The U.S. and Iran reached a tentative agreement on Thursday to extend a cease-fire for 60 days [1], [2].

This development is critical as it seeks to stabilize a three-month-old war and prevent further escalation in the Strait of Hormuz. A collapse of the current fragile peace could disrupt global oil markets and increase military volatility in the Middle East.

Negotiators finalized the deal on May 28, 2026 [2], [4]. The agreement includes a pause in hostilities and the commencement of new diplomatic discussions regarding Iran's nuclear program [1], [3]. These talks aim to create a sustainable diplomatic track to ease regional tensions.

Despite the agreement between negotiators, the deal remains tentative. It currently awaits final approval from President Donald Trump [1], [4].

The conflict has centered on the Strait of Hormuz, a vital maritime corridor for global energy shipments [3], [5]. The extension of the cease-fire is intended to provide a window for diplomacy to replace military confrontation.

Officials said the move is designed to mitigate the potential for oil-price spikes that often accompany conflict in the region [5]. The 60-day window [1] provides a specific timeframe for the two nations to determine if a more permanent resolution is possible through the resumed nuclear negotiations.

The United States and Iran reached a tentative agreement on Thursday to extend a cease-fire for 60 days.
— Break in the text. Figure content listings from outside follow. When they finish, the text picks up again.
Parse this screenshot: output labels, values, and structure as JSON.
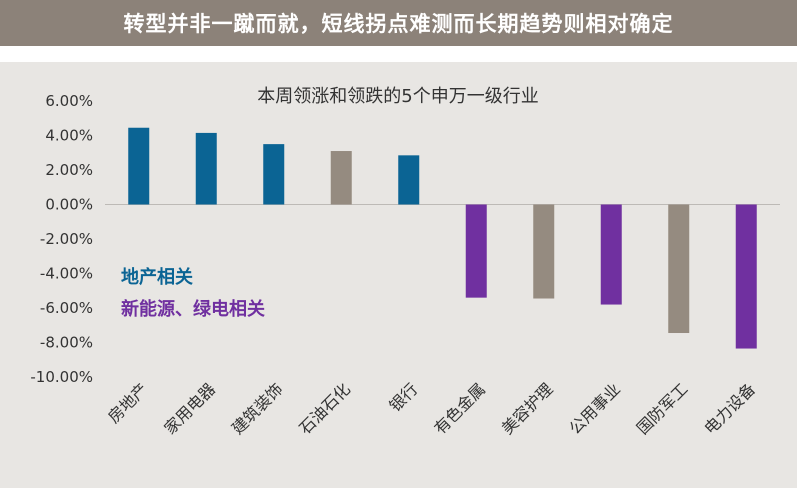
{
  "header": {
    "title": "转型并非一蹴而就，短线拐点难测而长期趋势则相对确定"
  },
  "colors": {
    "header_bg": "#8c8279",
    "panel_bg": "#e8e6e3",
    "property": "#0b6494",
    "energy": "#7030a0",
    "other": "#958b80"
  },
  "chart_data": {
    "type": "bar",
    "title": "本周领涨和领跌的5个申万一级行业",
    "xlabel": "",
    "ylabel": "",
    "ylim": [
      -10,
      6
    ],
    "yticks": [
      6,
      4,
      2,
      0,
      -2,
      -4,
      -6,
      -8,
      -10
    ],
    "ytick_labels": [
      "6.00%",
      "4.00%",
      "2.00%",
      "0.00%",
      "-2.00%",
      "-4.00%",
      "-6.00%",
      "-8.00%",
      "-10.00%"
    ],
    "categories": [
      "房地产",
      "家用电器",
      "建筑装饰",
      "石油石化",
      "银行",
      "有色金属",
      "美容护理",
      "公用事业",
      "国防军工",
      "电力设备"
    ],
    "values": [
      4.45,
      4.15,
      3.5,
      3.1,
      2.85,
      -5.4,
      -5.45,
      -5.8,
      -7.45,
      -8.35
    ],
    "groups": [
      "property",
      "property",
      "property",
      "other",
      "property",
      "energy",
      "other",
      "energy",
      "other",
      "energy"
    ],
    "annotations": [
      {
        "text": "地产相关",
        "group": "property"
      },
      {
        "text": "新能源、绿电相关",
        "group": "energy"
      }
    ],
    "grid": false
  }
}
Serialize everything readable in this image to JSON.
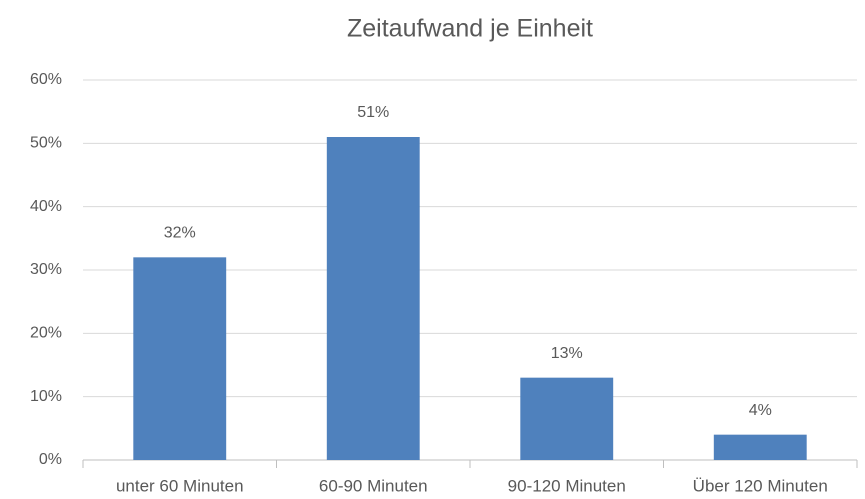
{
  "chart_data": {
    "type": "bar",
    "title": "Zeitaufwand je Einheit",
    "categories": [
      "unter 60 Minuten",
      "60-90 Minuten",
      "90-120 Minuten",
      "Über 120 Minuten"
    ],
    "values": [
      32,
      51,
      13,
      4
    ],
    "value_labels": [
      "32%",
      "51%",
      "13%",
      "4%"
    ],
    "color": "#4f81bd",
    "ylim": [
      0,
      60
    ],
    "yticks": [
      {
        "value": 0,
        "label": "0%"
      },
      {
        "value": 10,
        "label": "10%"
      },
      {
        "value": 20,
        "label": "20%"
      },
      {
        "value": 30,
        "label": "30%"
      },
      {
        "value": 40,
        "label": "40%"
      },
      {
        "value": 50,
        "label": "50%"
      },
      {
        "value": 60,
        "label": "60%"
      }
    ],
    "grid": true
  }
}
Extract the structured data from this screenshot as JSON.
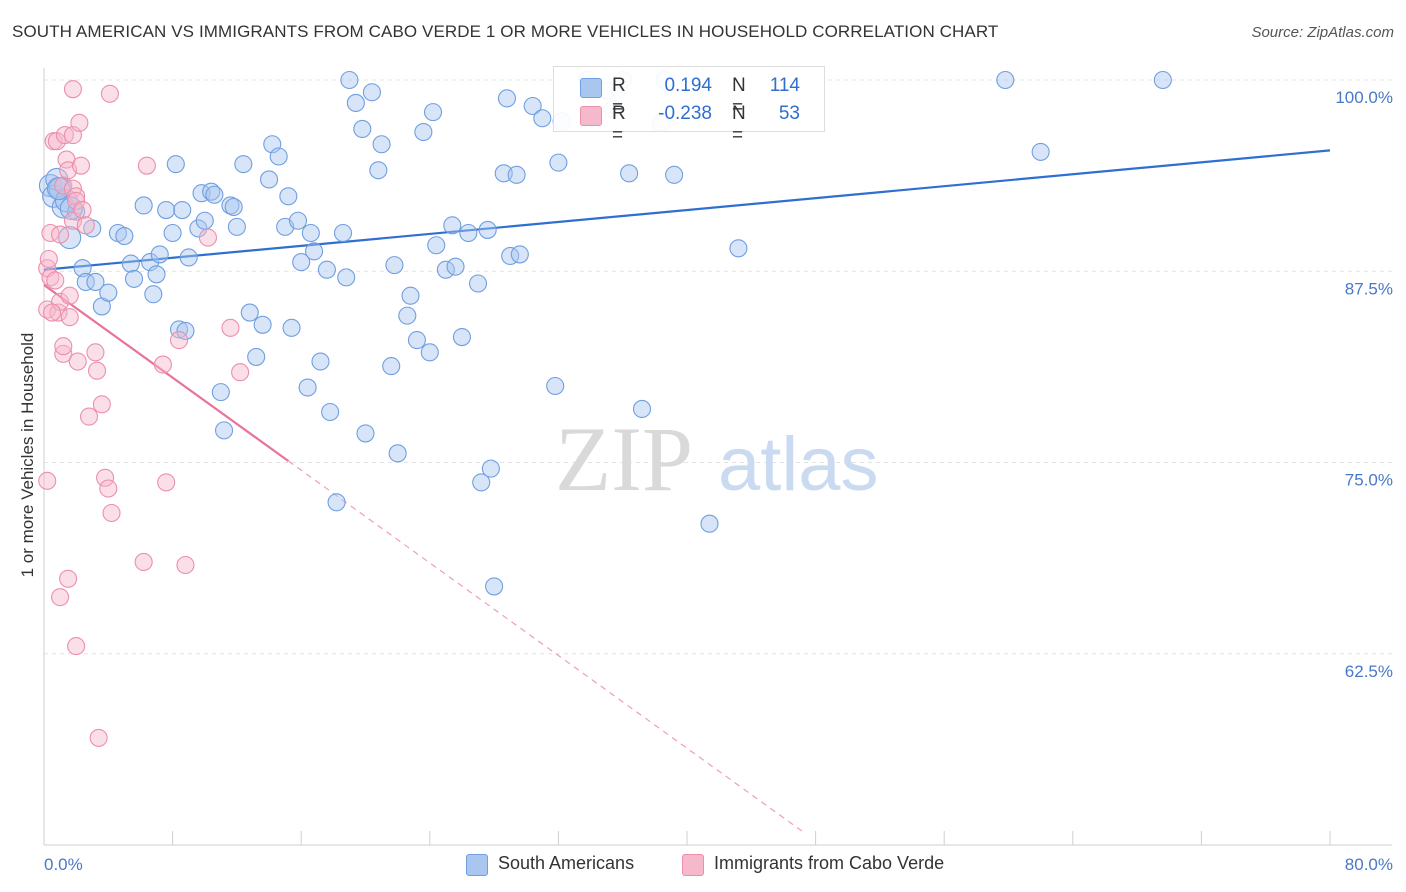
{
  "title": "SOUTH AMERICAN VS IMMIGRANTS FROM CABO VERDE 1 OR MORE VEHICLES IN HOUSEHOLD CORRELATION CHART",
  "source": "Source: ZipAtlas.com",
  "watermark": {
    "zip": "ZIP",
    "atlas": "atlas"
  },
  "legend": {
    "rows": [
      {
        "r_label": "R =",
        "r_value": "0.194",
        "n_label": "N =",
        "n_value": "114",
        "color": "#a9c6ef"
      },
      {
        "r_label": "R =",
        "r_value": "-0.238",
        "n_label": "N =",
        "n_value": "53",
        "color": "#f6b8cb"
      }
    ]
  },
  "chart_data": {
    "type": "scatter",
    "title": "SOUTH AMERICAN VS IMMIGRANTS FROM CABO VERDE 1 OR MORE VEHICLES IN HOUSEHOLD CORRELATION CHART",
    "ylabel": "1 or more Vehicles in Household",
    "xlabel": "",
    "xlim": [
      0,
      80
    ],
    "ylim": [
      50,
      100
    ],
    "x_tick_labels": [
      "0.0%",
      "80.0%"
    ],
    "y_ticks": [
      62.5,
      75.0,
      87.5,
      100.0
    ],
    "y_tick_labels": [
      "62.5%",
      "75.0%",
      "87.5%",
      "100.0%"
    ],
    "grid": true,
    "legend_position": "top-center",
    "series": [
      {
        "name": "South Americans",
        "color": "#6f9fe0",
        "fill": "#a9c6ef",
        "trend": {
          "x": [
            0,
            80
          ],
          "y": [
            87.6,
            95.4
          ],
          "color": "#2f6fd0"
        },
        "points": [
          [
            0.4,
            93.1
          ],
          [
            0.6,
            92.4
          ],
          [
            0.8,
            93.5
          ],
          [
            1.0,
            92.9
          ],
          [
            1.2,
            91.7
          ],
          [
            1.4,
            92.1
          ],
          [
            1.6,
            89.7
          ],
          [
            2.0,
            91.4
          ],
          [
            2.4,
            87.7
          ],
          [
            2.6,
            86.8
          ],
          [
            3.0,
            90.3
          ],
          [
            3.2,
            86.8
          ],
          [
            3.6,
            85.2
          ],
          [
            4.0,
            86.1
          ],
          [
            4.6,
            90.0
          ],
          [
            5.0,
            89.8
          ],
          [
            5.4,
            88.0
          ],
          [
            5.6,
            87.0
          ],
          [
            6.2,
            91.8
          ],
          [
            6.6,
            88.1
          ],
          [
            6.8,
            86.0
          ],
          [
            7.0,
            87.3
          ],
          [
            7.2,
            88.6
          ],
          [
            7.6,
            91.5
          ],
          [
            8.0,
            90.0
          ],
          [
            8.2,
            94.5
          ],
          [
            8.4,
            83.7
          ],
          [
            8.6,
            91.5
          ],
          [
            8.8,
            83.6
          ],
          [
            9.0,
            88.4
          ],
          [
            9.6,
            90.3
          ],
          [
            9.8,
            92.6
          ],
          [
            10.0,
            90.8
          ],
          [
            10.4,
            92.7
          ],
          [
            10.6,
            92.5
          ],
          [
            11.0,
            79.6
          ],
          [
            11.2,
            77.1
          ],
          [
            11.6,
            91.8
          ],
          [
            11.8,
            91.7
          ],
          [
            12.0,
            90.4
          ],
          [
            12.4,
            94.5
          ],
          [
            12.8,
            84.8
          ],
          [
            13.2,
            81.9
          ],
          [
            13.6,
            84.0
          ],
          [
            14.0,
            93.5
          ],
          [
            14.2,
            95.8
          ],
          [
            14.6,
            95.0
          ],
          [
            15.0,
            90.4
          ],
          [
            15.2,
            92.4
          ],
          [
            15.4,
            83.8
          ],
          [
            15.8,
            90.8
          ],
          [
            16.0,
            88.1
          ],
          [
            16.4,
            79.9
          ],
          [
            16.6,
            90.0
          ],
          [
            16.8,
            88.8
          ],
          [
            17.2,
            81.6
          ],
          [
            17.6,
            87.6
          ],
          [
            17.8,
            78.3
          ],
          [
            18.2,
            72.4
          ],
          [
            18.6,
            90.0
          ],
          [
            18.8,
            87.1
          ],
          [
            19.0,
            100.0
          ],
          [
            19.4,
            98.5
          ],
          [
            19.8,
            96.8
          ],
          [
            20.0,
            76.9
          ],
          [
            20.4,
            99.2
          ],
          [
            20.8,
            94.1
          ],
          [
            21.0,
            95.8
          ],
          [
            21.6,
            81.3
          ],
          [
            21.8,
            87.9
          ],
          [
            22.0,
            75.6
          ],
          [
            22.6,
            84.6
          ],
          [
            22.8,
            85.9
          ],
          [
            23.2,
            83.0
          ],
          [
            23.6,
            96.6
          ],
          [
            24.0,
            82.2
          ],
          [
            24.2,
            97.9
          ],
          [
            24.4,
            89.2
          ],
          [
            25.0,
            87.6
          ],
          [
            25.4,
            90.5
          ],
          [
            25.6,
            87.8
          ],
          [
            26.0,
            83.2
          ],
          [
            26.4,
            90.0
          ],
          [
            27.0,
            86.7
          ],
          [
            27.2,
            73.7
          ],
          [
            27.6,
            90.2
          ],
          [
            27.8,
            74.6
          ],
          [
            28.0,
            66.9
          ],
          [
            28.6,
            93.9
          ],
          [
            28.8,
            98.8
          ],
          [
            29.0,
            88.5
          ],
          [
            29.4,
            93.8
          ],
          [
            29.6,
            88.6
          ],
          [
            30.4,
            98.3
          ],
          [
            31.0,
            97.5
          ],
          [
            31.8,
            80.0
          ],
          [
            32.0,
            94.6
          ],
          [
            32.2,
            97.3
          ],
          [
            33.8,
            100.0
          ],
          [
            35.0,
            99.3
          ],
          [
            35.4,
            98.1
          ],
          [
            36.0,
            100.0
          ],
          [
            36.4,
            93.9
          ],
          [
            37.2,
            78.5
          ],
          [
            38.4,
            97.2
          ],
          [
            38.6,
            100.0
          ],
          [
            39.2,
            93.8
          ],
          [
            41.4,
            71.0
          ],
          [
            43.2,
            89.0
          ],
          [
            59.8,
            100.0
          ],
          [
            62.0,
            95.3
          ],
          [
            69.6,
            100.0
          ],
          [
            0.9,
            92.9
          ],
          [
            1.7,
            91.6
          ]
        ]
      },
      {
        "name": "Immigrants from Cabo Verde",
        "color": "#ec8fab",
        "fill": "#f6b8cb",
        "trend": {
          "x": [
            0,
            15.2
          ],
          "y": [
            86.6,
            75.1
          ],
          "dashed_to": [
            47.3,
            50.8
          ],
          "color": "#e8739b"
        },
        "points": [
          [
            0.2,
            87.7
          ],
          [
            0.2,
            73.8
          ],
          [
            0.2,
            85.0
          ],
          [
            0.3,
            88.3
          ],
          [
            0.4,
            90.0
          ],
          [
            0.4,
            87.1
          ],
          [
            0.6,
            96.0
          ],
          [
            0.7,
            86.9
          ],
          [
            0.8,
            96.0
          ],
          [
            0.9,
            84.8
          ],
          [
            1.0,
            89.9
          ],
          [
            1.0,
            85.5
          ],
          [
            1.0,
            66.2
          ],
          [
            1.2,
            93.1
          ],
          [
            1.2,
            82.1
          ],
          [
            1.2,
            82.6
          ],
          [
            1.3,
            96.4
          ],
          [
            1.4,
            94.8
          ],
          [
            1.5,
            94.1
          ],
          [
            1.5,
            67.4
          ],
          [
            1.6,
            84.5
          ],
          [
            1.6,
            85.9
          ],
          [
            1.8,
            92.9
          ],
          [
            1.8,
            90.8
          ],
          [
            1.8,
            96.4
          ],
          [
            1.8,
            99.4
          ],
          [
            2.0,
            63.0
          ],
          [
            2.0,
            92.4
          ],
          [
            2.0,
            92.1
          ],
          [
            2.1,
            81.6
          ],
          [
            2.2,
            97.2
          ],
          [
            2.3,
            94.4
          ],
          [
            2.4,
            91.5
          ],
          [
            2.6,
            90.5
          ],
          [
            2.8,
            78.0
          ],
          [
            3.2,
            82.2
          ],
          [
            3.3,
            81.0
          ],
          [
            3.4,
            57.0
          ],
          [
            3.6,
            78.8
          ],
          [
            3.8,
            74.0
          ],
          [
            4.0,
            73.3
          ],
          [
            4.1,
            99.1
          ],
          [
            4.2,
            71.7
          ],
          [
            6.2,
            68.5
          ],
          [
            6.4,
            94.4
          ],
          [
            7.4,
            81.4
          ],
          [
            7.6,
            73.7
          ],
          [
            8.4,
            83.0
          ],
          [
            8.8,
            68.3
          ],
          [
            10.2,
            89.7
          ],
          [
            11.6,
            83.8
          ],
          [
            12.2,
            80.9
          ],
          [
            0.5,
            84.8
          ]
        ]
      }
    ]
  },
  "bottom_legend": [
    {
      "label": "South Americans",
      "color": "#a9c6ef"
    },
    {
      "label": "Immigrants from Cabo Verde",
      "color": "#f6b8cb"
    }
  ]
}
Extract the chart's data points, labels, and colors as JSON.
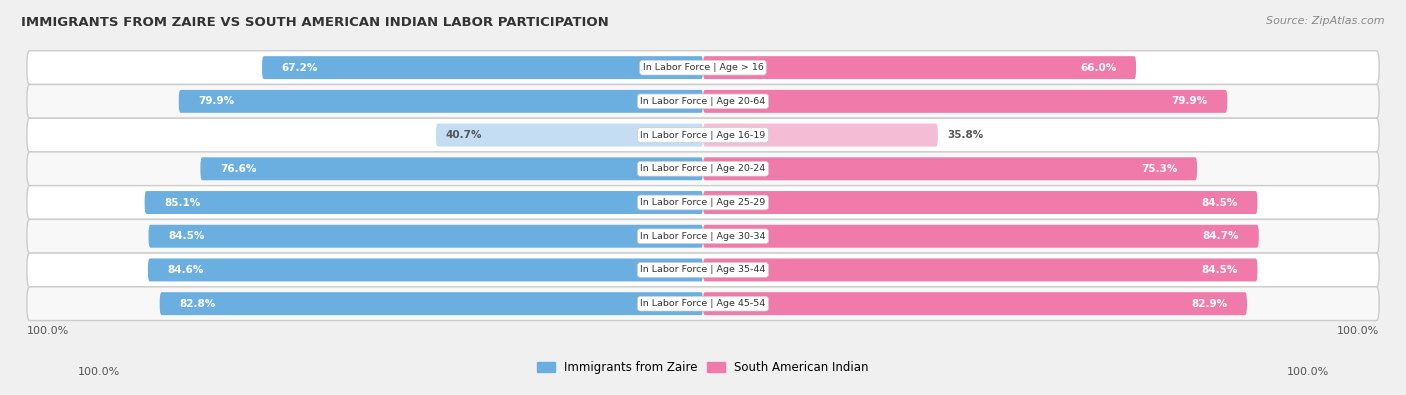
{
  "title": "IMMIGRANTS FROM ZAIRE VS SOUTH AMERICAN INDIAN LABOR PARTICIPATION",
  "source": "Source: ZipAtlas.com",
  "categories": [
    "In Labor Force | Age > 16",
    "In Labor Force | Age 20-64",
    "In Labor Force | Age 16-19",
    "In Labor Force | Age 20-24",
    "In Labor Force | Age 25-29",
    "In Labor Force | Age 30-34",
    "In Labor Force | Age 35-44",
    "In Labor Force | Age 45-54"
  ],
  "zaire_values": [
    67.2,
    79.9,
    40.7,
    76.6,
    85.1,
    84.5,
    84.6,
    82.8
  ],
  "indian_values": [
    66.0,
    79.9,
    35.8,
    75.3,
    84.5,
    84.7,
    84.5,
    82.9
  ],
  "zaire_color": "#6aafe0",
  "zaire_color_light": "#c5ddf2",
  "indian_color": "#f07aaa",
  "indian_color_light": "#f5bcd5",
  "label_color_white": "#ffffff",
  "label_color_dark": "#555555",
  "background_color": "#f0f0f0",
  "row_bg_even": "#ffffff",
  "row_bg_odd": "#f8f8f8",
  "max_value": 100.0,
  "legend_zaire": "Immigrants from Zaire",
  "legend_indian": "South American Indian",
  "light_threshold": 50.0
}
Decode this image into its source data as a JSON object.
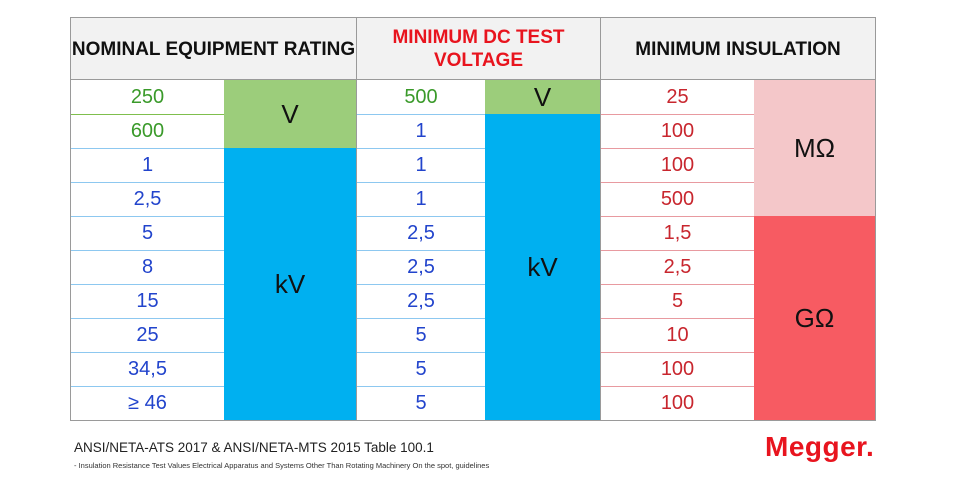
{
  "headers": {
    "nominal": "NOMINAL EQUIPMENT RATING",
    "test_voltage": "MINIMUM DC TEST VOLTAGE",
    "insulation": "MINIMUM INSULATION"
  },
  "rows": [
    {
      "rating": "250",
      "test": "500",
      "insulation": "25"
    },
    {
      "rating": "600",
      "test": "1",
      "insulation": "100"
    },
    {
      "rating": "1",
      "test": "1",
      "insulation": "100"
    },
    {
      "rating": "2,5",
      "test": "1",
      "insulation": "500"
    },
    {
      "rating": "5",
      "test": "2,5",
      "insulation": "1,5"
    },
    {
      "rating": "8",
      "test": "2,5",
      "insulation": "2,5"
    },
    {
      "rating": "15",
      "test": "2,5",
      "insulation": "5"
    },
    {
      "rating": "25",
      "test": "5",
      "insulation": "10"
    },
    {
      "rating": "34,5",
      "test": "5",
      "insulation": "100"
    },
    {
      "rating": "≥ 46",
      "test": "5",
      "insulation": "100"
    }
  ],
  "units": {
    "rating_v": "V",
    "rating_kv": "kV",
    "test_v": "V",
    "test_kv": "kV",
    "ins_mohm": "MΩ",
    "ins_gohm": "GΩ"
  },
  "colors": {
    "green_unit": "#9ccd7b",
    "blue_unit": "#00b0f0",
    "pink_unit": "#f4c7c9",
    "red_unit": "#f75b62",
    "header_bg": "#f2f2f2",
    "header_red_text": "#e8141e"
  },
  "footer": {
    "source": "ANSI/NETA-ATS 2017 & ANSI/NETA-MTS 2015 Table 100.1",
    "note": "- Insulation Resistance Test Values Electrical Apparatus and Systems Other Than Rotating Machinery On the spot, guidelines",
    "logo_text": "Megger",
    "logo_dot": "."
  }
}
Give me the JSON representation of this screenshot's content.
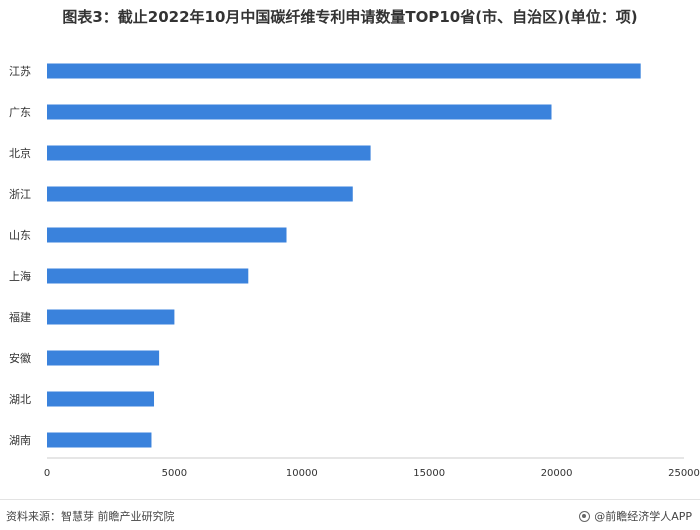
{
  "title": "图表3：截止2022年10月中国碳纤维专利申请数量TOP10省(市、自治区)(单位：项)",
  "source": "资料来源：智慧芽 前瞻产业研究院",
  "brand": "@前瞻经济学人APP",
  "colors": {
    "bar": "#3a82dc",
    "axis": "#cccccc"
  },
  "icons": {
    "brand": "logo-circle-icon"
  },
  "chart_data": {
    "type": "bar",
    "orientation": "horizontal",
    "categories": [
      "江苏",
      "广东",
      "北京",
      "浙江",
      "山东",
      "上海",
      "福建",
      "安徽",
      "湖北",
      "湖南"
    ],
    "values": [
      23300,
      19800,
      12700,
      12000,
      9400,
      7900,
      5000,
      4400,
      4200,
      4100
    ],
    "xlim": [
      0,
      25000
    ],
    "xticks": [
      0,
      5000,
      10000,
      15000,
      20000,
      25000
    ],
    "grid": false,
    "legend": "none"
  }
}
The tentative nature of this agreement underscores the high-stakes diplomacy surrounding the Strait of Hormuz. By linking a short-term cease-fire to the resumption of nuclear talks, the U.S. is attempting to use regional stability as leverage to bring Iran back to the negotiating table. However, the requirement for presidential approval means the deal is not yet a guarantee of peace, leaving global energy markets in a state of cautious anticipation.